Son activité artistique devient très intense avec les années. En 1932, Dali envoie des toiles en Amérique pour la première exposition surréaliste à New York. Il publie des poèmes, des scénarios de films tels « L'Age d'or », dont la première projection engendra la destruction de la salle de cinéma par les lignes d'extrême droite), et Babaouo, jamais tourné. Il réalise des projets de décors de ballets. Il fait paraître un article intitulé « De la beauté terrifiante et comestible de l'architecture Modern Style » et relance ainsi l'intérêt pour l'esthétique de 1900.

En 1932, son attention se porte sur l'étude d'une oeuvre de Jean François Millet, «L'angélus». Déjà présente dans la demeure familiale durant toute sa jeunesse, cette toile vue sous l'angle paranoïa-critique lui évoque des sentiments obsessionnels troublants, un mélange d'érotisme et de mort. Il étudiera et reproduira plusieurs fois ce tableau, allant jusqu'à l'introduire dans sa propre iconographie. Un autre thème majeur s'impose et persistera jusqu'à la fin de sa carrière, c'est l'imagerie de Gala.

1934, premières divergences avec les surréalistes et André Breton à propos de son tableau « L' énigme de Guillaume Tell», puis à propos de ses positions ambigües sur Hitler ainsi que sur ses tendances monarchistes. Dali est exclu des groupes de travail.

En 1935, dans un essai intitulé « La conquète de l'irrationnel, il définit son «activité Paranoïa-critique» et s'attaque à l'Art abstrait. L’année suivante, il fait sa première exposition exclusive de ses tableaux à Londres, ainsi que la couverture du Times.

Dali écrit un scénario en 1937 pour les Marx Brothers et se lie d'amitié avec Harpo. En 1938, avec l'exposition internationale du surréalisme de Paris, le mouvement surréaliste est à son apogée, et bien que partiellement exclu du groupe, Dali y est présent comme «conseiller spécial ». En juillet Dali réalise un vieux rêve : rencontrer Sigmund Freud, le pape de la psychanalyse.

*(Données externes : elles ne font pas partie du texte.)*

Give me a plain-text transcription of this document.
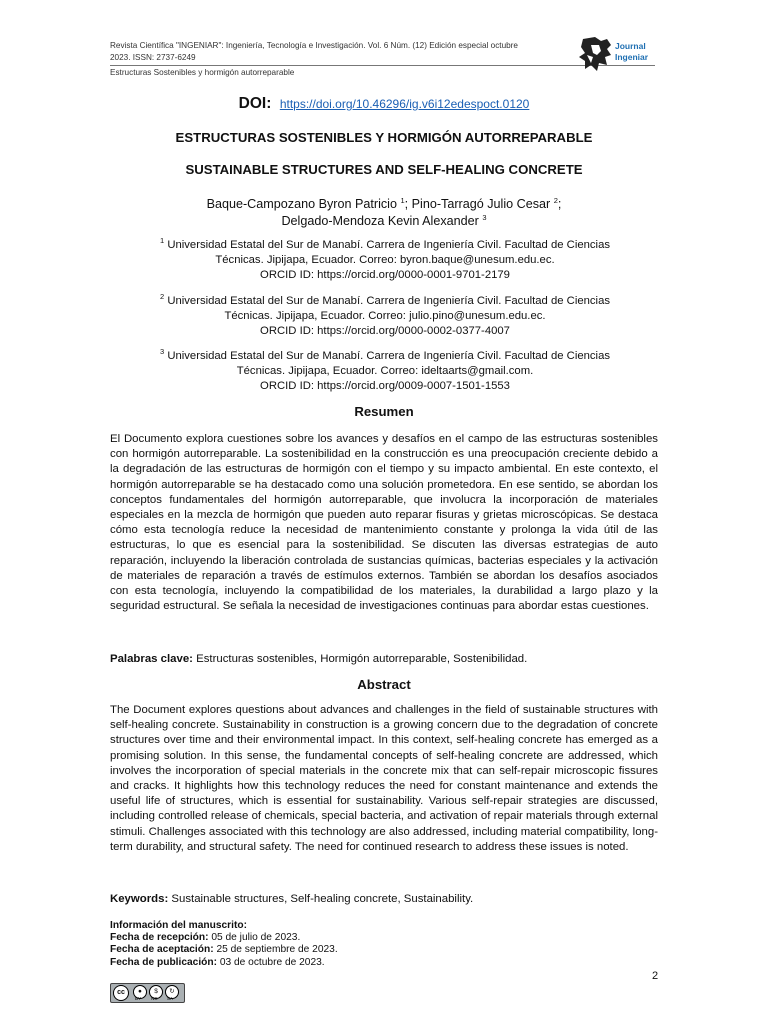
Revista Científica "INGENIAR": Ingeniería, Tecnología e Investigación. Vol. 6 Núm. (12) Edición especial octubre
2023. ISSN: 2737-6249
Estructuras Sostenibles y hormigón autorreparable
Journal
Ingeniar
DOI: https://doi.org/10.46296/ig.v6i12edespoct.0120
ESTRUCTURAS SOSTENIBLES Y HORMIGÓN AUTORREPARABLE
SUSTAINABLE STRUCTURES AND SELF-HEALING CONCRETE
Baque-Campozano Byron Patricio $^1$; Pino-Tarragó Julio Cesar $^2$;
Delgado-Mendoza Kevin Alexander $^3$
$^1$ Universidad Estatal del Sur de Manabí. Carrera de Ingeniería Civil. Facultad de Ciencias
Técnicas. Jipijapa, Ecuador. Correo: byron.baque@unesum.edu.ec.
ORCID ID: https://orcid.org/0000-0001-9701-2179
$^2$ Universidad Estatal del Sur de Manabí. Carrera de Ingeniería Civil. Facultad de Ciencias
Técnicas. Jipijapa, Ecuador. Correo: julio.pino@unesum.edu.ec.
ORCID ID: https://orcid.org/0000-0002-0377-4007
$^3$ Universidad Estatal del Sur de Manabí. Carrera de Ingeniería Civil. Facultad de Ciencias
Técnicas. Jipijapa, Ecuador. Correo: ideltaarts@gmail.com.
ORCID ID: https://orcid.org/0009-0007-1501-1553
Resumen
El Documento explora cuestiones sobre los avances y desafíos en el campo de las estructuras sostenibles con hormigón autorreparable. La sostenibilidad en la construcción es una preocupación creciente debido a la degradación de las estructuras de hormigón con el tiempo y su impacto ambiental. En este contexto, el hormigón autorreparable se ha destacado como una solución prometedora. En ese sentido, se abordan los conceptos fundamentales del hormigón autorreparable, que involucra la incorporación de materiales especiales en la mezcla de hormigón que pueden auto reparar fisuras y grietas microscópicas. Se destaca cómo esta tecnología reduce la necesidad de mantenimiento constante y prolonga la vida útil de las estructuras, lo que es esencial para la sostenibilidad. Se discuten las diversas estrategias de auto reparación, incluyendo la liberación controlada de sustancias químicas, bacterias especiales y la activación de materiales de reparación a través de estímulos externos. También se abordan los desafíos asociados con esta tecnología, incluyendo la compatibilidad de los materiales, la durabilidad a largo plazo y la seguridad estructural. Se señala la necesidad de investigaciones continuas para abordar estas cuestiones.
Palabras clave: Estructuras sostenibles, Hormigón autorreparable, Sostenibilidad.
Abstract
The Document explores questions about advances and challenges in the field of sustainable structures with self-healing concrete. Sustainability in construction is a growing concern due to the degradation of concrete structures over time and their environmental impact. In this context, self-healing concrete has emerged as a promising solution. In this sense, the fundamental concepts of self-healing concrete are addressed, which involves the incorporation of special materials in the concrete mix that can self-repair microscopic fissures and cracks. It highlights how this technology reduces the need for constant maintenance and extends the useful life of structures, which is essential for sustainability. Various self-repair strategies are discussed, including controlled release of chemicals, special bacteria, and activation of repair materials through external stimuli. Challenges associated with this technology are also addressed, including material compatibility, long-term durability, and structural safety. The need for continued research to address these issues is noted.
Keywords: Sustainable structures, Self-healing concrete, Sustainability.
Información del manuscrito:
Fecha de recepción: 05 de julio de 2023.
Fecha de aceptación: 25 de septiembre de 2023.
Fecha de publicación: 03 de octubre de 2023.
2
cc	●	$	↻
BY NC SA
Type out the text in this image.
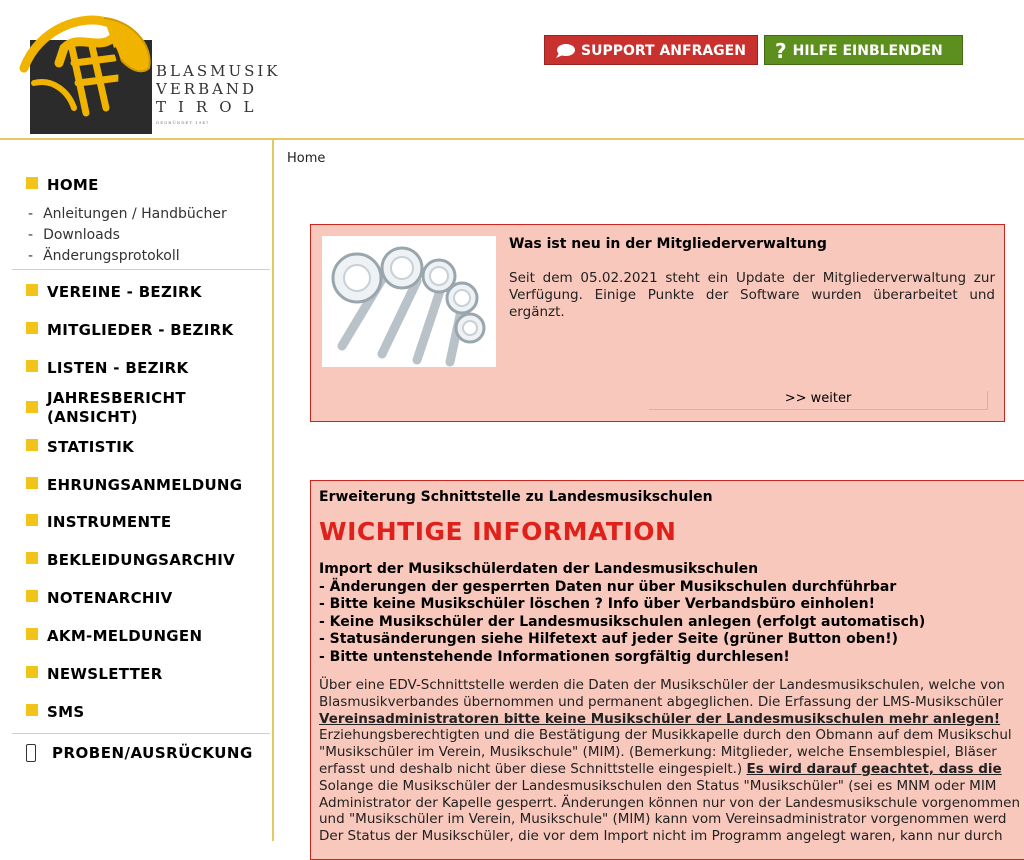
BLASMUSIK
VERBAND
TIROL
GEGRÜNDET 1947
SUPPORT ANFRAGEN	? HILFE EINBLENDEN
HOME
- Anleitungen / Handbücher
- Downloads
- Änderungsprotokoll
VEREINE - BEZIRK
MITGLIEDER - BEZIRK
LISTEN - BEZIRK
JAHRESBERICHT
(ANSICHT)
STATISTIK
EHRUNGSANMELDUNG
INSTRUMENTE
BEKLEIDUNGSARCHIV
NOTENARCHIV
AKM-MELDUNGEN
NEWSLETTER
SMS
PROBEN/AUSRÜCKUNG
Home
Was ist neu in der Mitgliederverwaltung
Seit dem 05.02.2021 steht ein Update der Mitgliederverwaltung zur Verfügung. Einige Punkte der Software wurden überarbeitet und ergänzt.
>> weiter
Erweiterung Schnittstelle zu Landesmusikschulen
WICHTIGE INFORMATION
Import der Musikschülerdaten der Landesmusikschulen
- Änderungen der gesperrten Daten nur über Musikschulen durchführbar
- Bitte keine Musikschüler löschen ? Info über Verbandsbüro einholen!
- Keine Musikschüler der Landesmusikschulen anlegen (erfolgt automatisch)
- Statusänderungen siehe Hilfetext auf jeder Seite (grüner Button oben!)
- Bitte untenstehende Informationen sorgfältig durchlesen!
Über eine EDV-Schnittstelle werden die Daten der Musikschüler der Landesmusikschulen, welche von
Blasmusikverbandes übernommen und permanent abgeglichen. Die Erfassung der LMS-Musikschüler
Vereinsadministratoren bitte keine Musikschüler der Landesmusikschulen mehr anlegen!
Erziehungsberechtigten und die Bestätigung der Musikkapelle durch den Obmann auf dem Musikschul
"Musikschüler im Verein, Musikschule" (MIM). (Bemerkung: Mitglieder, welche Ensemblespiel, Bläser
erfasst und deshalb nicht über diese Schnittstelle eingespielt.) Es wird darauf geachtet, dass die
Solange die Musikschüler der Landesmusikschulen den Status "Musikschüler" (sei es MNM oder MIM
Administrator der Kapelle gesperrt. Änderungen können nur von der Landesmusikschule vorgenommen
und "Musikschüler im Verein, Musikschule" (MIM) kann vom Vereinsadministrator vorgenommen werd
Der Status der Musikschüler, die vor dem Import nicht im Programm angelegt waren, kann nur durch
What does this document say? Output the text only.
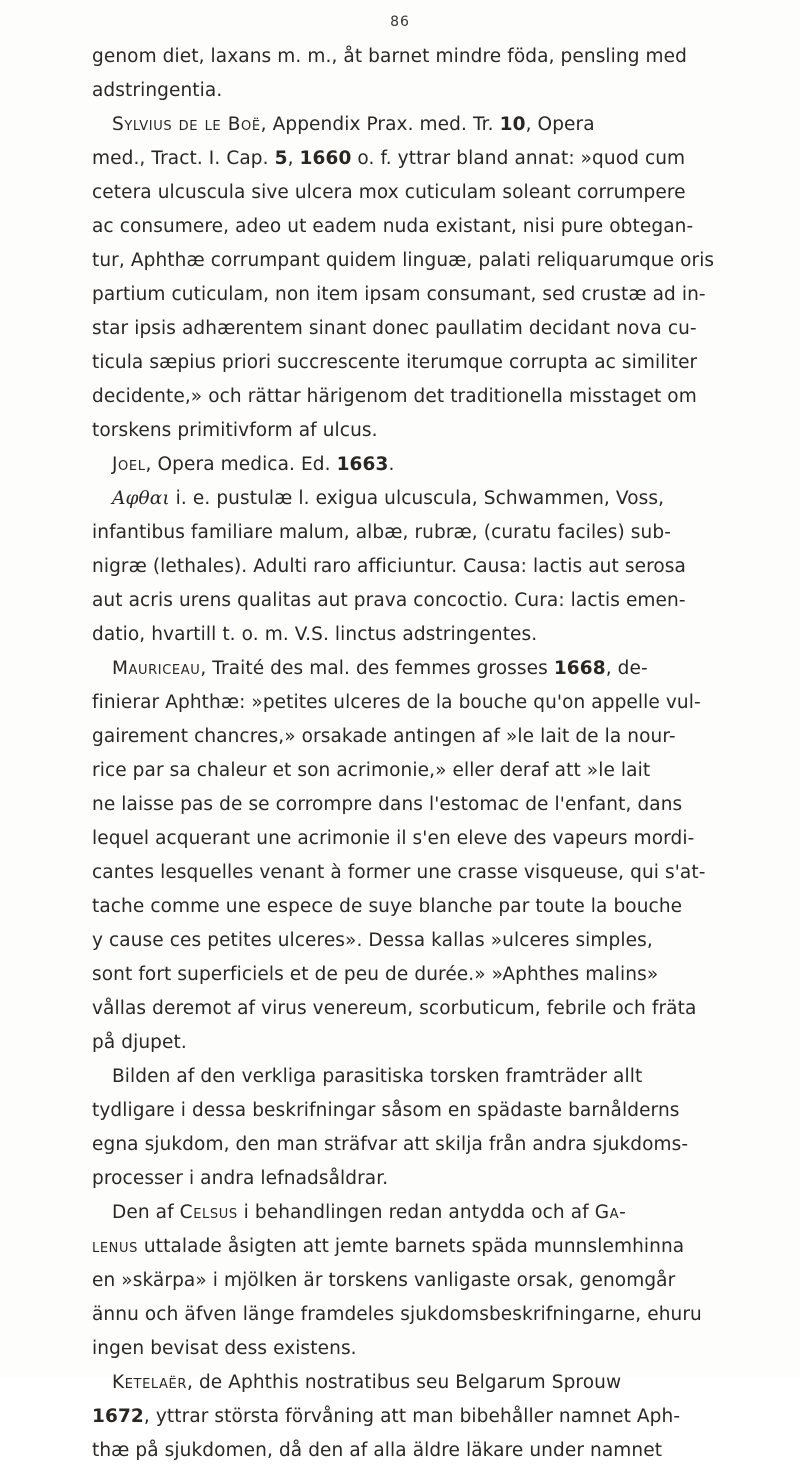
86
genom diet, laxans m. m., åt barnet mindre föda, pensling med
adstringentia.
Sylvius de le Boë, Appendix Prax. med. Tr. 10, Opera
med., Tract. I. Cap. 5, 1660 o. f. yttrar bland annat: »quod cum
cetera ulcuscula sive ulcera mox cuticulam soleant corrumpere
ac consumere, adeo ut eadem nuda existant, nisi pure obtegan-
tur, Aphthæ corrumpant quidem linguæ, palati reliquarumque oris
partium cuticulam, non item ipsam consumant, sed crustæ ad in-
star ipsis adhærentem sinant donec paullatim decidant nova cu-
ticula sæpius priori succrescente iterumque corrupta ac similiter
decidente,» och rättar härigenom det traditionella misstaget om
torskens primitivform af ulcus.
Joel, Opera medica. Ed. 1663.
Αφθαι i. e. pustulæ l. exigua ulcuscula, Schwammen, Voss,
infantibus familiare malum, albæ, rubræ, (curatu faciles) sub-
nigræ (lethales). Adulti raro afficiuntur. Causa: lactis aut serosa
aut acris urens qualitas aut prava concoctio. Cura: lactis emen-
datio, hvartill t. o. m. V.S. linctus adstringentes.
Mauriceau, Traité des mal. des femmes grosses 1668, de-
finierar Aphthæ: »petites ulceres de la bouche qu'on appelle vul-
gairement chancres,» orsakade antingen af »le lait de la nour-
rice par sa chaleur et son acrimonie,» eller deraf att »le lait
ne laisse pas de se corrompre dans l'estomac de l'enfant, dans
lequel acquerant une acrimonie il s'en eleve des vapeurs mordi-
cantes lesquelles venant à former une crasse visqueuse, qui s'at-
tache comme une espece de suye blanche par toute la bouche
y cause ces petites ulceres». Dessa kallas »ulceres simples,
sont fort superficiels et de peu de durée.» »Aphthes malins»
vållas deremot af virus venereum, scorbuticum, febrile och fräta
på djupet.
Bilden af den verkliga parasitiska torsken framträder allt
tydligare i dessa beskrifningar såsom en spädaste barnålderns
egna sjukdom, den man sträfvar att skilja från andra sjukdoms-
processer i andra lefnadsåldrar.
Den af Celsus i behandlingen redan antydda och af Ga-
lenus uttalade åsigten att jemte barnets späda munnslemhinna
en »skärpa» i mjölken är torskens vanligaste orsak, genomgår
ännu och äfven länge framdeles sjukdomsbeskrifningarne, ehuru
ingen bevisat dess existens.
Ketelaër, de Aphthis nostratibus seu Belgarum Sprouw
1672, yttrar största förvåning att man bibehåller namnet Aph-
thæ på sjukdomen, då den af alla äldre läkare under namnet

En 1939, Dali prépare sa prochaine exposition à New York car il sait que son avenir financier dépend de sa percée médiatique outre-atlantique. En parallèle, il développe des projets de robes et de chapeaux pour son amie Elsa Schiaparelli (encriers, chapeaux souliers, robes tiroirs). Il réalise les décors pour les ballets de Monté-Carlo (Coco Chanel réalise les costumes).

En Amérique, Dali devient très en vogue. Cependant face à des entraves puritaines, Dali publie le manifeste «Déclaration d'indépendance de l'imagination des droits de l'homme à sa propre folie».

«Quand, dans l'histoire de la culture humaine, un peuple éprouve la nécessité de détruire les liens intellectuels qui l'unissaient aux systèmes logiques du passé afin de créer pour son propre usage une mythologie originale, mythologie qui, correspondant parfaitement à l'essence et à la pression totale de sa réalité biologique, est reconnue par les esprits d'élite des autres peuples, alors l'opinion publique de la société pragmatique exige par égard pour elle que soient exposés les motifs de la rupture avec les formules traditionnelles éculées ».